I did as she asked, and read out: "Miss Polly Hinton, as 'Peggy,' in The Country Wife, played for her benefit at the Haymarket Theatre, September 14th, 1782."

"It's a play-actress," said I.

"Oh, you rude little boy, to say it in such a tone," said she; "as if a play-actress wasn't as good as any one else. Why, 'twas but the other day that the Duke of Clarence, who may come to call himself King of England, married Mrs. Jordan, who is herself only a play-actress. And whom think you that this one is?"

She stood under the picture with her arms folded across her great body, and her big black eyes looking from one to the other of us.

"Why, where are your eyes?" she cried at last. "I was Miss Polly Hinton of the Haymarket Theatre. And perhaps you never heard the name before?"

We were compelled to confess that we never had. And the very name of play-actress had filled us both with a kind of vague horror, like the country-bred folk that we were. To us they were a class apart, to be hinted at rather than named, with the wrath of the Almighty hanging over them like a thundercloud. Indeed, His judgments seemed to be in visible operation before us when we looked upon what this woman was, and what she had been.

"Well," said she, laughing like one who is hurt, "you have no cause to say anything, for I read on your face what you have been taught to think of me. So this is the upbringing that you have had, Jim – to think evil of that which you do not understand! I wish you had been in the theatre that very night with Prince Florizel and four Dukes in the boxes, and all the wits and macaronis of London rising at me in the pit. If Lord Avon had not given me a cast in his carriage, I had never got my flowers back to my lodgings in York Street, Westminster. And now two little country lads are sitting in judgment upon me!"

Jim's pride brought a flush on to his cheeks, for he did not like to be called a country lad, or to have it supposed that he was so far behind the grand folk in London.

"I have never been inside a play-house," said he; "I know nothing of them."

"Nor I either."

"Well," said she, "I am not in voice, and it is ill to play in a little room with but two to listen, but you must conceive me to be the Queen of the Peruvians, who is exhorting her countrymen to rise up against the Spaniards, who are oppressing them."

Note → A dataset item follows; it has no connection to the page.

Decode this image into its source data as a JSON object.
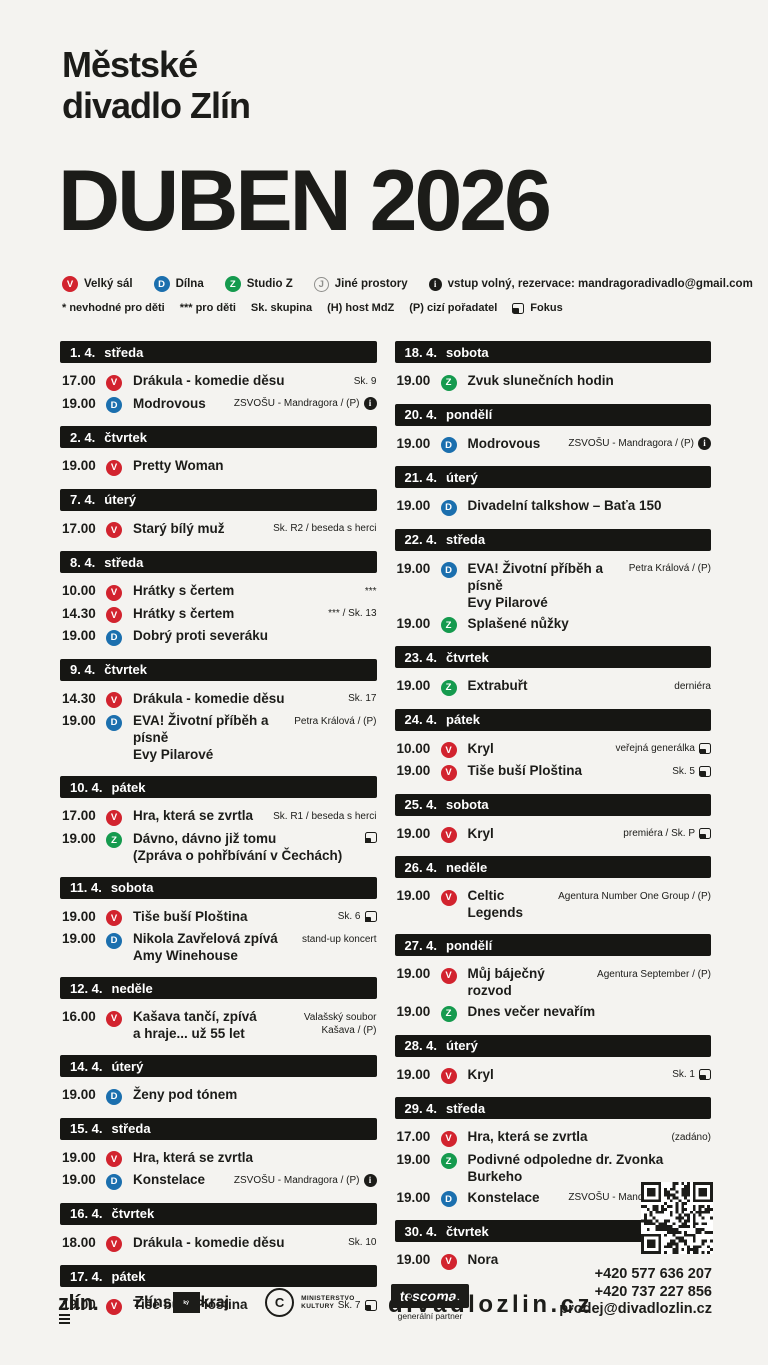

And straightway that coarse, swollen woman became a queen – the grandest, haughtiest queen that you could dream of – and she turned upon us with such words of fire, such lightning eyes and sweeping of her white hand, that she held us spellbound in our chairs. Her voice was soft and sweet, and persuasive at the first, but louder it rang and louder as it spoke of wrongs and freedom and the joys of death in a good cause, until it thrilled into my every nerve, and I asked nothing more than to run out of the cottage and to die then and there in the cause of my country. And then in an instant she changed. She was a poor woman now, who had lost her only child, and who was bewailing it. Her voice was full of tears, and what she said was so simple, so true, that we both seemed to see the dead babe stretched there on the carpet before us, and we could have joined in with words of pity and of grief. And then, before our cheeks were dry, she was back into her old self again.